Do you enjoy inspirational quotes as much as I do?
Do you love the words of people such as Maya Angelou, Mark Twain, Mahatma Ghandi, Mother Teresa or Winston Churchill? Their inspirational words have often had the power to help me stay strong in times of stress and trouble.
But what about the words of the ordinary people in our own lives? I still remember many words spoken by people during my life which left a lasting impression on me for many years. I still recall many of them today.
For instance, many moons ago when I was a five year-old kindergarten child, I recall being very upset because I was the smallest in the class. All the others were much taller. One day my teacher (whose name incidentally was Miss Trott - yes, really!) took me aside and told me not to be sad. She explained that "all the best things in life come wrapped up in small packages." Those words helped me so much until I grew taller.
These next words which I heard from our headmistress in high school made an indelible impression on me. She was a terrifying woman at the best of times but whenever she taught as Religious Instruction she would begin with the words; "Never, under any circumstances, abbreviate the word "Christmas" to "Xmas." "x", she said "is the unknown quantity and Christ is certainly not unknown." Even to this day I have never written the word "Xmas" for fear of that frightening woman coming up behind me on the attack!
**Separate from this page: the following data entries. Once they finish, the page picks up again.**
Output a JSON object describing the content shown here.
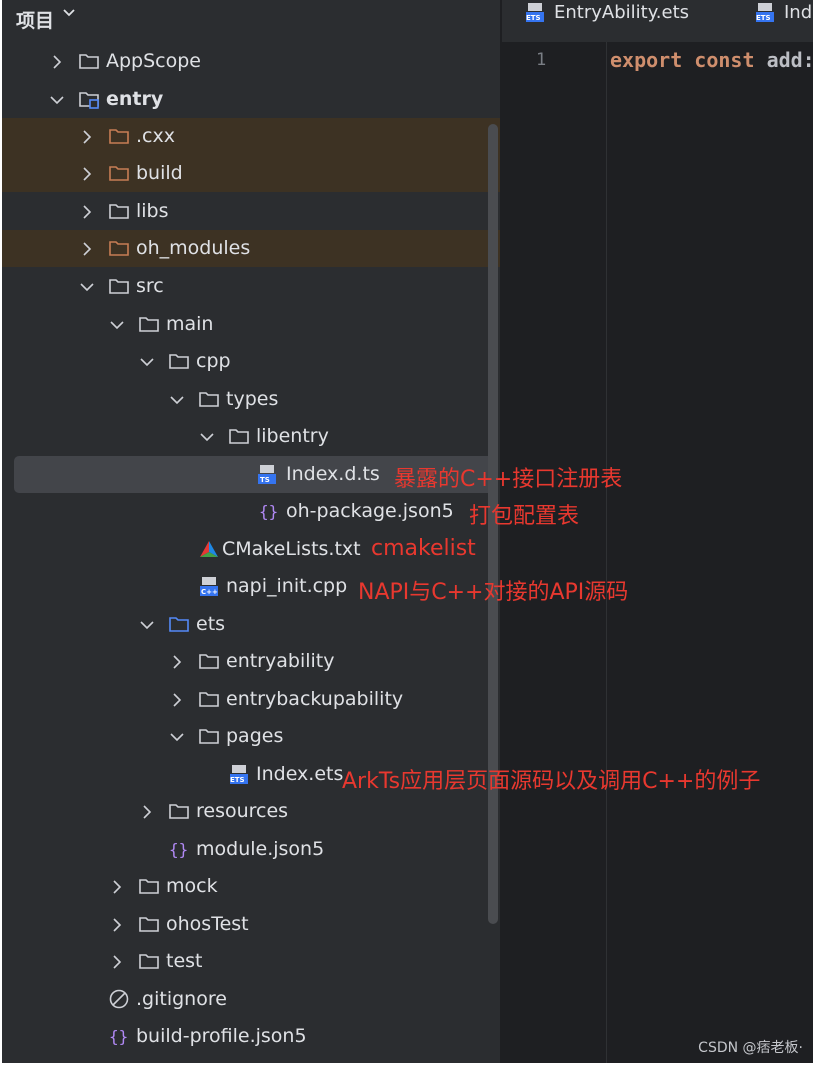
{
  "project": {
    "title": "项目"
  },
  "tabs": [
    {
      "label": "EntryAbility.ets"
    },
    {
      "label": "Ind"
    }
  ],
  "editor": {
    "line_number": "1",
    "code_keyword_export": "export",
    "code_keyword_const": "const",
    "code_rest": "add:"
  },
  "tree": [
    {
      "label": "AppScope",
      "icon": "folder-icon",
      "arrow": "chevron-right"
    },
    {
      "label": "entry",
      "icon": "module-folder-icon",
      "arrow": "chevron-down"
    },
    {
      "label": ".cxx",
      "icon": "excluded-folder-icon",
      "arrow": "chevron-right"
    },
    {
      "label": "build",
      "icon": "excluded-folder-icon",
      "arrow": "chevron-right"
    },
    {
      "label": "libs",
      "icon": "folder-icon",
      "arrow": "chevron-right"
    },
    {
      "label": "oh_modules",
      "icon": "excluded-folder-icon",
      "arrow": "chevron-right"
    },
    {
      "label": "src",
      "icon": "folder-icon",
      "arrow": "chevron-down"
    },
    {
      "label": "main",
      "icon": "folder-icon",
      "arrow": "chevron-down"
    },
    {
      "label": "cpp",
      "icon": "folder-icon",
      "arrow": "chevron-down"
    },
    {
      "label": "types",
      "icon": "folder-icon",
      "arrow": "chevron-down"
    },
    {
      "label": "libentry",
      "icon": "folder-icon",
      "arrow": "chevron-down"
    },
    {
      "label": "Index.d.ts",
      "icon": "ts-file-icon",
      "arrow": ""
    },
    {
      "label": "oh-package.json5",
      "icon": "json-braces-icon",
      "arrow": ""
    },
    {
      "label": "CMakeLists.txt",
      "icon": "cmake-icon",
      "arrow": ""
    },
    {
      "label": "napi_init.cpp",
      "icon": "cpp-file-icon",
      "arrow": ""
    },
    {
      "label": "ets",
      "icon": "source-folder-icon",
      "arrow": "chevron-down"
    },
    {
      "label": "entryability",
      "icon": "folder-icon",
      "arrow": "chevron-right"
    },
    {
      "label": "entrybackupability",
      "icon": "folder-icon",
      "arrow": "chevron-right"
    },
    {
      "label": "pages",
      "icon": "folder-icon",
      "arrow": "chevron-down"
    },
    {
      "label": "Index.ets",
      "icon": "ets-file-icon",
      "arrow": ""
    },
    {
      "label": "resources",
      "icon": "folder-icon",
      "arrow": "chevron-right"
    },
    {
      "label": "module.json5",
      "icon": "json-braces-icon",
      "arrow": ""
    },
    {
      "label": "mock",
      "icon": "folder-icon",
      "arrow": "chevron-right"
    },
    {
      "label": "ohosTest",
      "icon": "folder-icon",
      "arrow": "chevron-right"
    },
    {
      "label": "test",
      "icon": "folder-icon",
      "arrow": "chevron-right"
    },
    {
      "label": ".gitignore",
      "icon": "ignore-icon",
      "arrow": ""
    },
    {
      "label": "build-profile.json5",
      "icon": "json-braces-icon",
      "arrow": ""
    }
  ],
  "annotations": {
    "index_d_ts": "暴露的C++接口注册表",
    "oh_package": "打包配置表",
    "cmakelist": "cmakelist",
    "napi_init": "NAPI与C++对接的API源码",
    "index_ets": "ArkTs应用层页面源码以及调用C++的例子"
  },
  "watermark": "CSDN @痞老板·",
  "colors": {
    "panel_bg": "#2b2d30",
    "editor_bg": "#1e1f22",
    "excluded_row": "#3d3223",
    "selected_row": "#43454a",
    "annotation_red": "#e8382f",
    "keyword": "#cf8e6d",
    "source_folder_blue": "#548af7",
    "excluded_folder_orange": "#c77d55"
  }
}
I was blessed to have two parents who always encouraged me to be the best I could be. My mother was a cock-eyed optimist whose favorite expressions were "always think positively"; "the best is yet to come" and, whenever I was feeling down, "remember this too will pass."
My dad was also my inspirational hero. He encouraged me whenever I faced rejection by telling me "it's all for the best, so pull yourself up by your boot strings and start all over. You will get there eventually. When one door shuts, another always opens." He was usually right.
When I studied writing at college, teachers often advised me to "only write about what I knew best." Another important message to a future history writer such as me was "research, research and yet more research."
In fact, one of my hometown's well-known archival historians once gave me some really good advice. "If you are writing about people in the 1800s, forget everything you know about today's world and cast yourself back into theirs. Only then will you get it right." All words to live by indeed.